Mario de Monti wrote:
Apparently some further elaboration is in order:
In Germany, many aspects of our Nazi past are being "taboo-ized" to sometimes ridiculous degrees. For example, imported model kits of German WWII tanks, planes, etc. are being opened by German customs officials and all the swastikas and other Nazi symbols are being cut out of the decal sheets, blackened or the sheets are taken out completely. German kit releases use simplified/fake symbols (like simple crosses instead of swastikas).
Additionally we are being "taught" (by the government, media, etc.) to feel some sort of collective guilt for that part in our history, a guilt that can never be overcome.
I can't speak to the minutia of German cultural policy. The Federal Government has certainly repressed many symbolic elements of nationalism that served to make Nazism so resonant. I think part of the episode intended to deal with this: it's impossible to have Nazism without the imagery or the xenophobia (an arguable point, of course).
Representing the German past is a fraught subject with strong emotions. Nonetheless, German culture many opportunities to discuss the memories of Nazism and the Holocaust, moreso than, for instance, French imperialism, British rule in Ireland, or even Germany's genocidal war against the Herero. Indeed, the US has a national museum for the Holocaust, but not one for slavery and its legacy. If there is a problem with German memory, it is, IMO, attributable to Adenauer's original formulation--crimes committed in the name of the German people--which made it easy to embrace national guilt, but somewhat easy to evade it on a personal level.
So the reason for me to start this thread was to ask the question, if my "problem" with Spock´s remark is due to the fact I´m German (and have the background I just explained) or if non-Germans (without this background) have similar problems with it.

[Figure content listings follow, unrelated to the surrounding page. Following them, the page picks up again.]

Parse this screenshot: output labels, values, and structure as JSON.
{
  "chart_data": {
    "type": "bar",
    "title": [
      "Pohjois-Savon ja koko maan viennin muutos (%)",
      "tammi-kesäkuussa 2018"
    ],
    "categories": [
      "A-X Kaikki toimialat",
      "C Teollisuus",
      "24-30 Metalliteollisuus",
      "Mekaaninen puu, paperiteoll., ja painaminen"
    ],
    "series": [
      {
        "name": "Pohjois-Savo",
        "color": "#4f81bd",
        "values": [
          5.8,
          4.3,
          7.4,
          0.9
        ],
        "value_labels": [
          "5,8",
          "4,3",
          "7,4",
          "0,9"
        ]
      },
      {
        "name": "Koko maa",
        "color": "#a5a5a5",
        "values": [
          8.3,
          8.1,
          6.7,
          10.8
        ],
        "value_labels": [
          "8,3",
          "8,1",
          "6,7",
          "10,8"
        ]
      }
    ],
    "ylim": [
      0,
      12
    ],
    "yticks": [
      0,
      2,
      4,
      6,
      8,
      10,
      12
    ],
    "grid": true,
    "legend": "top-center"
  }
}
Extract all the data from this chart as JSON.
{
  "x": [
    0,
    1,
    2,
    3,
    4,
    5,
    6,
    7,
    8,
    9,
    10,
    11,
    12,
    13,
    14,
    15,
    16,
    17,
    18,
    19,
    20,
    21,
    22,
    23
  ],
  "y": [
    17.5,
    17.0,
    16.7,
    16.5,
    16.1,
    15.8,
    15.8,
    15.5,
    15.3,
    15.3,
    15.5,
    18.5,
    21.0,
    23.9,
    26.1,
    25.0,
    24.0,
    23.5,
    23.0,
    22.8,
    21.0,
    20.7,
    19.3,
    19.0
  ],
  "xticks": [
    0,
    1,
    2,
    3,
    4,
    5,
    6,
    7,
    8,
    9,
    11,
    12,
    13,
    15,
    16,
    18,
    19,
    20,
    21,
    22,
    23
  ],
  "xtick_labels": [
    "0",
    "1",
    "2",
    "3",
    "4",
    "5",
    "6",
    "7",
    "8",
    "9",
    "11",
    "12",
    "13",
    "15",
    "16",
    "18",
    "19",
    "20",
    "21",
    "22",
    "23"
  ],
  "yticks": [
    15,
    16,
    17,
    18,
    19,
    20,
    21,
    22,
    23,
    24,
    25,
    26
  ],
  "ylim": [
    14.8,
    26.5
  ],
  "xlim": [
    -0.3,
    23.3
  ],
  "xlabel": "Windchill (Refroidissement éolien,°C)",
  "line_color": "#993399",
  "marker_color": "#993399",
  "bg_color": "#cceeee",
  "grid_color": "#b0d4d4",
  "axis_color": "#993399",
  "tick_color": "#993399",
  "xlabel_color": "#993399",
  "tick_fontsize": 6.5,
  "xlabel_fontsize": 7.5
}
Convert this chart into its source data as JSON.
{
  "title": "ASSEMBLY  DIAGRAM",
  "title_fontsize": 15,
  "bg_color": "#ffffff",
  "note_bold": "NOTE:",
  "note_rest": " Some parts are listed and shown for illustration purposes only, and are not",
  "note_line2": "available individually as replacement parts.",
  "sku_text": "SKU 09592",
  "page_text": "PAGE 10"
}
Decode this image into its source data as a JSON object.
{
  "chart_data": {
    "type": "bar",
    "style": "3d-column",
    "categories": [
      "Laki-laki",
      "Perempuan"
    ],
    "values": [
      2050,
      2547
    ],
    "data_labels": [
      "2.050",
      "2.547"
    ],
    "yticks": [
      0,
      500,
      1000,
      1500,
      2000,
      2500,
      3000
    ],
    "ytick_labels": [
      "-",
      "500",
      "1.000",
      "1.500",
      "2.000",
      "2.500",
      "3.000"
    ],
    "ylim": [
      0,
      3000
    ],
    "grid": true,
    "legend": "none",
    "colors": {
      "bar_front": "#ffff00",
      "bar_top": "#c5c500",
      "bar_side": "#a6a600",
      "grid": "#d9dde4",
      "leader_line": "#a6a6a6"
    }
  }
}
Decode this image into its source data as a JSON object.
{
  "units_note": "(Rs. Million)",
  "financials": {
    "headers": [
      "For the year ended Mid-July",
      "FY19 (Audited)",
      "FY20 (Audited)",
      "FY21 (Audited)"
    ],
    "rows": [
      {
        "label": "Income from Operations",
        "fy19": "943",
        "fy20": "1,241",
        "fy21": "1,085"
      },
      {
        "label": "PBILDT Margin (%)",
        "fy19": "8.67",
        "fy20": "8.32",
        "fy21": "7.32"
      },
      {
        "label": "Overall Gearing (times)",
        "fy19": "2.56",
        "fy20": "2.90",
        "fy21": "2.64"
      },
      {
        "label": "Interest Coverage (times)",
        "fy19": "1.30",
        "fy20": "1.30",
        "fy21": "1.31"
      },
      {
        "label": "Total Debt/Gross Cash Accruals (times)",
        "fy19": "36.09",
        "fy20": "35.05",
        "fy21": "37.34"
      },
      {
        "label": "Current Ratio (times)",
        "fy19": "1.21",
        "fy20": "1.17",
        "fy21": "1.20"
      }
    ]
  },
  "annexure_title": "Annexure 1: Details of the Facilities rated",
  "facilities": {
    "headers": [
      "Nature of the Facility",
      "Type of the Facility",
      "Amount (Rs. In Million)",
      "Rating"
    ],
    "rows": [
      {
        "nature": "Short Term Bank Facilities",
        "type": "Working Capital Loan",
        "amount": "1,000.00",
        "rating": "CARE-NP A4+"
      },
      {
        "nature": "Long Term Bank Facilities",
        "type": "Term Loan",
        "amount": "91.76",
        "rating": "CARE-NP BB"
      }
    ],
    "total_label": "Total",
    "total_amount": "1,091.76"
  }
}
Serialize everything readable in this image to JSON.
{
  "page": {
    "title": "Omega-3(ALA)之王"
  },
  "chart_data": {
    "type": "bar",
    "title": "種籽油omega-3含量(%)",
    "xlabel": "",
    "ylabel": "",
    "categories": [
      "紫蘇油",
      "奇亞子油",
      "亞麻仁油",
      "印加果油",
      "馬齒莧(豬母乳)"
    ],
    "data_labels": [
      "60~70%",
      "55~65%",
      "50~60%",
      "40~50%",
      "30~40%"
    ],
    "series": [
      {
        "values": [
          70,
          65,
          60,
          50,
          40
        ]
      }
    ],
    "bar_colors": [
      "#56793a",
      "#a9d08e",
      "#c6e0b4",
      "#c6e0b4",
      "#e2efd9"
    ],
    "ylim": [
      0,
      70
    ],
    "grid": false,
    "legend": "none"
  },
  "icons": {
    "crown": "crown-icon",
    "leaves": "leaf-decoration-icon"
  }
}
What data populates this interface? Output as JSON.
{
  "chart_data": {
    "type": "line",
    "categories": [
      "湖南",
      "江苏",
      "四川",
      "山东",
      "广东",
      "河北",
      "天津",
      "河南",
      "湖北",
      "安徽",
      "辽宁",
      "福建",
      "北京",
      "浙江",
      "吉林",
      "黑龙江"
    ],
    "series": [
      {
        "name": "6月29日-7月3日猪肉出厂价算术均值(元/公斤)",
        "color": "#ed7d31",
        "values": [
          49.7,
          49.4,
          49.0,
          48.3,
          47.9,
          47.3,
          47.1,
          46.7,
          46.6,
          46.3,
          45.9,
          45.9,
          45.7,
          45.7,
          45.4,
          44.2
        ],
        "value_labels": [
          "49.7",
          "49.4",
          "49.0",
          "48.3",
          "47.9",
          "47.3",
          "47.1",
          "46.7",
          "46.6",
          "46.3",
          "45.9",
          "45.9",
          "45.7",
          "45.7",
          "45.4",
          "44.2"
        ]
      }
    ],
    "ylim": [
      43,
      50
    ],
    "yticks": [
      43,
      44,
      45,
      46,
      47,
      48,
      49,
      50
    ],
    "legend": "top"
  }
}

For the sake of disclosure, there is an Alsatian side to my family, among whom there is some tendency to romanticism Germanic culture. (They emigrated in the 1850s, thus didn't develop the same sense of Germanness that developed after 1970, or resistance to German nationalism that emerged among Alsatians.
On the other hand, isn't it possible that our differences on the subject of this line may have more to do with differing notions of humor among the various cultures?